Nov 27 2018
In recent years, associations such as AARP have increased advocacy for lower drug prices, applying pressure on legislators to increase drug price transparency. One proposal supported by AARP and other advocacy groups, includes allowing the safe importation of less expensive drugs from countries such as Canada or members of the European Union. Bills proposed at the state level have introduced legislation to create an agency which would buy popular prescription medicines in bulk from Canada and distribute to pharmacies within the state. States such as Vermont, Utah, Oklahoma, West Virginia, Colorado and Missouri have all introduced statewide bills over the past year proposing the bulk purchase of Canadian drug imports from wholesalers in an effort to combat soaring drug prices.
The framework for the proposed bills is a 2003 federal law that details the US Department of Health and Human Services (HHS) can approve drug importation plans if the agency is convinced the plans will save money with no public health concerns. As it currently stands, the 2003 model legislation has yet to be acted upon by the federal agency in that the HHS has not yet approved any drug importation program. However, with total medical expenditure anticipated to accelerate over the five years to 2023, rising an annualized 2.9% to reach $3.7 trillion, consumers and advocacy organizations alike have ramped up pressure on state governments to pass legislation enabling drug importation programs.

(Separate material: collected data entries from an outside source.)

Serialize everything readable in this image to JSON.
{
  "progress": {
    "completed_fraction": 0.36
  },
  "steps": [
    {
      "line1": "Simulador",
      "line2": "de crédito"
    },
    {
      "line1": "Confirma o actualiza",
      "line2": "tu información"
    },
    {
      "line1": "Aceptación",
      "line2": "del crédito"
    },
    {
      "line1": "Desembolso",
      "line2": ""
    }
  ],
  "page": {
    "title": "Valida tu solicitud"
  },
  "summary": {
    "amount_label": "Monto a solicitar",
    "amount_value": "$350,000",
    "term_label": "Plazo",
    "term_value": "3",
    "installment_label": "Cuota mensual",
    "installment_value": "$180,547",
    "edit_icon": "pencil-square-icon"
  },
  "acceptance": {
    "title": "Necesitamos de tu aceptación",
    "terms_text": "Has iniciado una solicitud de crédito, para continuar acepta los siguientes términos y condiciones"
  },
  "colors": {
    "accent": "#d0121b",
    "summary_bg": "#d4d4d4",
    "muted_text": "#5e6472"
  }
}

The Brand Name Pharmaceutical Manufacturing industry is one of the largest industries within the Manufacturing sector, generating an estimated $171.7 billion in total revenue in 2018. The industry is dominated by a handful of multinational pharmaceutical companies with research and manufacturing facilities located around the world, with the four largest enterprises accounting for more than 40.0% of total industry revenue. Similar pharmaceutical products are marketed in many different countries, and international trade is a major component of the industry’s performance. However, there are several inherent risks with purchasing pharmaceutical imports from global manufacturers. For example, differing standards for human and animal testing, counterfeit drugs and weak intellectual property protection make quality control difficult.
Overall, imports of overseas pharmaceuticals are expected to account for 39.4% of domestic demand, having risen from 38.4% of domestic demand in 2013. Imports are anticipated to have increased at an annualized rate of 5.1% over the five years to 2018, reaching $85.1 billion in total value. Ireland represents the largest import origin for overseas pharmaceuticals, with imports from Ireland expected to represent 29.9% of total imports in 2018. Following Ireland, are imports from Germany, representing 11.0% of industry imports, as well as Switzerland (10.7% of imports) and India (5.9% of imports). Meanwhile, brand name pharmaceutical imports from all other countries represent the remaining 42.5% of imports in 2018.
Comparatively, in 2018, exports of brand name pharmaceuticals are expected to account for 22.3% of total industry revenue, having risen in value at an annualized rate of 1.7% to reach $40.9 billion. While final export destinations are varied in scope, the European Union is the largest market overall for US pharmaceutical exports. Exports to Germany are anticipated to represent the largest export destination for the industry with 10.3% of total industry exports in 2018, followed closely by the Netherlands (8.8%), Belgium (8.1%) and Italy (6.8%). Meanwhile, brand name pharmaceutical exports to all other countries represent the bulk of industry exports at 66.0% of the total in 2018.
According to a recent report by the AARP Public Policy Institute, brand-name prescription drug prices have doubled between 2008 and 2016 and are expected to have risen an additional 8.4% in 2017, far above that of annual inflation. Furthermore, the balance of medical spending has shifted strongly from traditional treatments to specialty medications. As a result of rising price scrutiny and competition from generics, as well as intensifying market competition among brand name producers and rising research and development (R&D) expenses, many brand name drug manufacturers have shifted their strategic focus from traditional drug treatments to more lucrative therapy areas, such as rare diseases and oncology.
This trend has additionally been supported by favorable tax policies promoting R&D in regards to orphan drugs, or drugs that treat diseases affecting less than 200,000 people in the United States. The US Food and Drug Administration (FDA) provides tax incentives to companies developing drugs to treat rare diseases or conditions when no therapy exists or if the proposed product would be superior to the current therapy. According to the FDA, one-third of all new medications approved over the past five years were orphan drugs, exemplifying this shift in medicine spending on the supply end of the equation.
The structure of drug pricing domestically is largely determined by international factors, as some economically advanced nations other than the United States control the prices of innovative pharmaceuticals at below-market levels. This structure has contributed to a political hot button issue by raising the prices of drugs purchased by US consumers while the international pharmaceuticals market is essentially subsidized. With the Democratic party recently assuming control over the House of Representatives following the November 2018 midterm elections, changes may be in store for pharmaceuticals manufacturers as the party outlined an ambitious agenda to combat the high costs of prescription drugs.